Putin’s Russia might offer a clue as to where America is heading. There may still be (a parody version of) “elections”, but they will neither be free nor fair and have no real consequences for who gets to govern. Unlike the great tyrannies of the 20th century, people will probably not be required to believe the lies of the regime, or even pretend they do. Those who claim to be “unpolitical” and stay out of the whole fight should be fine as long as they put up with the occasional harassment from the police, pay the required bribes etc. Some minor dissent and even a limited “opposition” may still be tolerated as long as it can be neutralized by disinformation, discredited by conspiracy theories, or drowned out by a cacophony of conflicting messages (should be easy, since we’re already 99% there), and doesn’t pose any significant threat to the Oligarch in Chief. Appointments to higher office will be based not on merit* but on personal loyalty to the leader. There will be no social mobility, since anything you manage to build can be taken from you under some made up pretext by a jealous oligarch at any time** etc. etc.

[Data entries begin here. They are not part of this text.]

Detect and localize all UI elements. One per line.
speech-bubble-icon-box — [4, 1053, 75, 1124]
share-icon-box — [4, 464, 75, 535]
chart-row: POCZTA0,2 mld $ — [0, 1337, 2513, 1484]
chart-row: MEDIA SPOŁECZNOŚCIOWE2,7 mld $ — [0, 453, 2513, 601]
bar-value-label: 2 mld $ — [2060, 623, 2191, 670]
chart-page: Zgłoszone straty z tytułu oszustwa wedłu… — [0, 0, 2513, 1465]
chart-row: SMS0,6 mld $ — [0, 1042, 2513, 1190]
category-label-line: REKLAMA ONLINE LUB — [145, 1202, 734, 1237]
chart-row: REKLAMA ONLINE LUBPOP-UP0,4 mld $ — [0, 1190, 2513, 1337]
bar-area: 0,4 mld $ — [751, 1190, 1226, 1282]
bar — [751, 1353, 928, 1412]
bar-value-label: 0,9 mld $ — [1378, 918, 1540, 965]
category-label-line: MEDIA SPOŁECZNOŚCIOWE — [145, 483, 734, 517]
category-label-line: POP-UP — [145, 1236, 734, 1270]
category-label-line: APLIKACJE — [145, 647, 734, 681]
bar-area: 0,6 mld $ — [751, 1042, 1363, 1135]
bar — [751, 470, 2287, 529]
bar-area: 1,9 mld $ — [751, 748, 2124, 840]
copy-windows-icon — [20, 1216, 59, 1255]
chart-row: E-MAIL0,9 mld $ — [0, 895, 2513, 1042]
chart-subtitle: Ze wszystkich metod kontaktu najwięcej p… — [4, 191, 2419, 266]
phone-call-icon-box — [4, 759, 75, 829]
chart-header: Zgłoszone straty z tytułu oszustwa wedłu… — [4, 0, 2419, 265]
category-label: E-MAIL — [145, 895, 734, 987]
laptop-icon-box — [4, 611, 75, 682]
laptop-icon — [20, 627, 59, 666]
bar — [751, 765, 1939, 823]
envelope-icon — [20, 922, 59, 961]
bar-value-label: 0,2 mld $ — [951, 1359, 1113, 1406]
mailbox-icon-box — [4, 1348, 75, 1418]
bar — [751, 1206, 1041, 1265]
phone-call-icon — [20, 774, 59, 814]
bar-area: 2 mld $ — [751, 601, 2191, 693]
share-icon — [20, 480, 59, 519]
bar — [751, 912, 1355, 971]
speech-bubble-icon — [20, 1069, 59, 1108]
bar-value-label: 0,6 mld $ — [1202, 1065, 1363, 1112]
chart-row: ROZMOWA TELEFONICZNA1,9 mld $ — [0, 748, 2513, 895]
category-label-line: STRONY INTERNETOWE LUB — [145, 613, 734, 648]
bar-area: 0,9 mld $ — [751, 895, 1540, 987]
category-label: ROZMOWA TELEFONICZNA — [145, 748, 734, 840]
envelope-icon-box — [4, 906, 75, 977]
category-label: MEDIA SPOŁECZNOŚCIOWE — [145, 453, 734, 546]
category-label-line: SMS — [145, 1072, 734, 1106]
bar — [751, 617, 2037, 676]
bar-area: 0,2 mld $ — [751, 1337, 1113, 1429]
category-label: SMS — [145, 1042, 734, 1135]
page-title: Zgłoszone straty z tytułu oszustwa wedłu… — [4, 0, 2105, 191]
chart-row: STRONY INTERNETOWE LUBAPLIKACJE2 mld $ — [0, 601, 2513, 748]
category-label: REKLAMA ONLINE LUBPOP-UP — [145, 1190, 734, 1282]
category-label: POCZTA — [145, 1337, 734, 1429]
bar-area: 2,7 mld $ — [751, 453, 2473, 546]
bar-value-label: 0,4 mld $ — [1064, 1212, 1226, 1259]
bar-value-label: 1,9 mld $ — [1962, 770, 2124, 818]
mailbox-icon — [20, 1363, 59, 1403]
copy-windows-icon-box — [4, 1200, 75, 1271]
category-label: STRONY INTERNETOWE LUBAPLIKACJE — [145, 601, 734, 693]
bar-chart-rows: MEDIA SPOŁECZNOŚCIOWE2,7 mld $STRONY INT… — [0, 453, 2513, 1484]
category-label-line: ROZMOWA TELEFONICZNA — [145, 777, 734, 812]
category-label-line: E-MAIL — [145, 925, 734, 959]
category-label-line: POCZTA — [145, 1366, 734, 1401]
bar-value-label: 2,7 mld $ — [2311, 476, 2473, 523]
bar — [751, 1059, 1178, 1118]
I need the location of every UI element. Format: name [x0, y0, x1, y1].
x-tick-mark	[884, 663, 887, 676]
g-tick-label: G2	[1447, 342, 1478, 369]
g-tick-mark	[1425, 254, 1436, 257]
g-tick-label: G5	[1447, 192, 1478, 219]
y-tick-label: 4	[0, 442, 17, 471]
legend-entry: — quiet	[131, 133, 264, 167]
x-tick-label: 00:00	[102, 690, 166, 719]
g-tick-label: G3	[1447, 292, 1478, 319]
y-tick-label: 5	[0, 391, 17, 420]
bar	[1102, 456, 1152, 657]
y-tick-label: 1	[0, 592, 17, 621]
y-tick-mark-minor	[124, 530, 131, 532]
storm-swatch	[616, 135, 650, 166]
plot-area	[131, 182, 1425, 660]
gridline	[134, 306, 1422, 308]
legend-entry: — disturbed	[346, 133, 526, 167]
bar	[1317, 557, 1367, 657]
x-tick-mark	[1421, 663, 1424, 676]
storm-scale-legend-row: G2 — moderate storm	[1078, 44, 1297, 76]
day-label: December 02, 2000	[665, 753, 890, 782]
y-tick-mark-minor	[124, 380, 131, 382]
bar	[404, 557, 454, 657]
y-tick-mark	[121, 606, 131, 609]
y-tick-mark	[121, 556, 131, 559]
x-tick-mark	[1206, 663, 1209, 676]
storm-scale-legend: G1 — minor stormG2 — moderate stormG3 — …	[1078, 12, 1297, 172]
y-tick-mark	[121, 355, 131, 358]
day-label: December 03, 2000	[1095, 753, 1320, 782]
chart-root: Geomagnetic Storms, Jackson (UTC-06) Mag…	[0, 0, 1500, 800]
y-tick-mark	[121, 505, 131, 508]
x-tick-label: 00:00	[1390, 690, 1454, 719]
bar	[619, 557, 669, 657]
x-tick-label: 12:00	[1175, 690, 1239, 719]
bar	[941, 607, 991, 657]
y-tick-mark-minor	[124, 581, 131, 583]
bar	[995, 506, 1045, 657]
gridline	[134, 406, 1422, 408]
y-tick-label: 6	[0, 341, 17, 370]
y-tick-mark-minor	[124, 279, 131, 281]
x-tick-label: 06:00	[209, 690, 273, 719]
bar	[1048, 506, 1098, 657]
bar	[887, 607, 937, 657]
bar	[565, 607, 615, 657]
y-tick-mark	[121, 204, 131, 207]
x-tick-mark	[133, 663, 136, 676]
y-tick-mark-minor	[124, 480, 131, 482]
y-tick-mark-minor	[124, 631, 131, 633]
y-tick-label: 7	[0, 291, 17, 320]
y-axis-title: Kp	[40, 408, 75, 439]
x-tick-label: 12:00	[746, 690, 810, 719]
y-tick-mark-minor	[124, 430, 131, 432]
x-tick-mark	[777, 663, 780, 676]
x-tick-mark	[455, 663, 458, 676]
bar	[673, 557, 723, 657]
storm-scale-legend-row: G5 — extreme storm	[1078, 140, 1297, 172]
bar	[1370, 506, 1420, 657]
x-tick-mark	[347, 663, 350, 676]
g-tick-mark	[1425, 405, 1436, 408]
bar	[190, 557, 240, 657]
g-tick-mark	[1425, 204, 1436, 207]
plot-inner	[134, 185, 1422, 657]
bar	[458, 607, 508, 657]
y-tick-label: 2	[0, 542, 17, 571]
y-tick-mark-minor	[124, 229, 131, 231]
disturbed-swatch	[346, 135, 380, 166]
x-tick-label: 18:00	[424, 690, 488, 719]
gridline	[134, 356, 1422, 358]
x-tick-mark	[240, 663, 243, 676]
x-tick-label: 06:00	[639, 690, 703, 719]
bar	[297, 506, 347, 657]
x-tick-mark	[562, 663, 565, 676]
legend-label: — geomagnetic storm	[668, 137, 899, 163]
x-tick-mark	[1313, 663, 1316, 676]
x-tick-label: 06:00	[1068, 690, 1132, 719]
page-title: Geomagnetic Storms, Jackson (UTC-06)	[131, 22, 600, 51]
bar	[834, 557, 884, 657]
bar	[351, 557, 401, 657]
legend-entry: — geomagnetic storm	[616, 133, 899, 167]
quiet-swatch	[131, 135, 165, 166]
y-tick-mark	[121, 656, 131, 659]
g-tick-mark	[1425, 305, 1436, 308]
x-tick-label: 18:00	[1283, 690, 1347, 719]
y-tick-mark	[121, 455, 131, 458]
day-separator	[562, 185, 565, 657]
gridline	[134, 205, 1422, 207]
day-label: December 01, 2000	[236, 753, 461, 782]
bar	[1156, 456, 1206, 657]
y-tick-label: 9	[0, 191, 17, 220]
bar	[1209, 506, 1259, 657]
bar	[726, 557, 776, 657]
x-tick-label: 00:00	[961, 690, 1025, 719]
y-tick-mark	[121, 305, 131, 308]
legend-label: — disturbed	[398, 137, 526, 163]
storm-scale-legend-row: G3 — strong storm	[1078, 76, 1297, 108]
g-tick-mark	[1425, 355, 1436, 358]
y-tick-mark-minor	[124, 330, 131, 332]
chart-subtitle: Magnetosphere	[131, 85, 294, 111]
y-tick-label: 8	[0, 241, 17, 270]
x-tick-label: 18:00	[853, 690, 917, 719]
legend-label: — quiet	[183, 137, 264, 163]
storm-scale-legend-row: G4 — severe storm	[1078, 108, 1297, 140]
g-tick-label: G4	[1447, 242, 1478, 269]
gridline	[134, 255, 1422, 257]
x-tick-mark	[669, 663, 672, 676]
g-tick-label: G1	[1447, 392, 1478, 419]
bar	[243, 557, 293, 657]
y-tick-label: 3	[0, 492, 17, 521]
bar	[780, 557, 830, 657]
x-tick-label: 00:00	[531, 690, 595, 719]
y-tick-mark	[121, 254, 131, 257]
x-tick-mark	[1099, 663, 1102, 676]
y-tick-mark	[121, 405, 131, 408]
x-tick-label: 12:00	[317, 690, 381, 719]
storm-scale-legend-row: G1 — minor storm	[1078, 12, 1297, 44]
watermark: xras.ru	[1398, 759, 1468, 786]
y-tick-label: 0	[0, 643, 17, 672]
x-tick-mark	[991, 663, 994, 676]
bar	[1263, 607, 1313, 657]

*This is where attempts to portray Trumpism as simply the logical consequence of what “conservatives” have been up to the whole time fail. As I realized from reading Anne Applebaum’s Twilight of Democracy, this betrayal of “meritocracy” in favor of partisan loyalty is probably more intolerable to traditional fiscal conservatives like Applebaum, Frum, Sykes etc. than to liberals and leftists who say there’s no such thing as meritocracy (it’s all just class privilege perpetuating itself through the generations) anyway.
**Peter Pomerantsev’s Nothing Is True and Everything Is Possible offers a truly shocking example of this from real life in modern Russia.
I’m not sure anything offers us specific clues on how things shake out; Russia has always been a nation of slaves barring maybe a ten to fifteen year period whereas the United States is a nation of relatively free people and was from the start (with some major exceptions). That and our central government is increasingly weaker. Whatever bad is, it’s unlikely to look like anywhere else.
The Republicans talked about being for Law and Order during Nixon’s original campaign, because of all those pesky protests and riots for civil rights and to end the Vietnam War. They even talked about Law and Order during the 1972 campaign, after the break-in (which deterred no one from voting against Nixon.) It was a case of “yes, he’s son of a bitch, but he’s our son of a bitch” reasoning from diehard Nixonians. I get the suspicion that such conservatives aren’t as much for Law and Order, as they are for Order and Law be Dammed. This vein of conservatism has always puzzled me. They hate the government, but love the authoritarian expression of government when they put the “Thin Blue Line” bumper stickers on their cars.
During the Iran-Contra Affair sentencings, people excused Poindexter and North as “doing the wrong thing for the right reasons.” Again, the law be damned. And those same people love Trump because he promises Order. Nothing gets done about police brutality because that would compromise Order and the only fix for unrest is not to address the reasons for unrest, but to add more cops.
Even if they prove to be useless, as in Uvalde.
(I don’t hate cops, I just think they need to be held to higher scrutiny than your ordinary citizen they are meant to serve and protect.)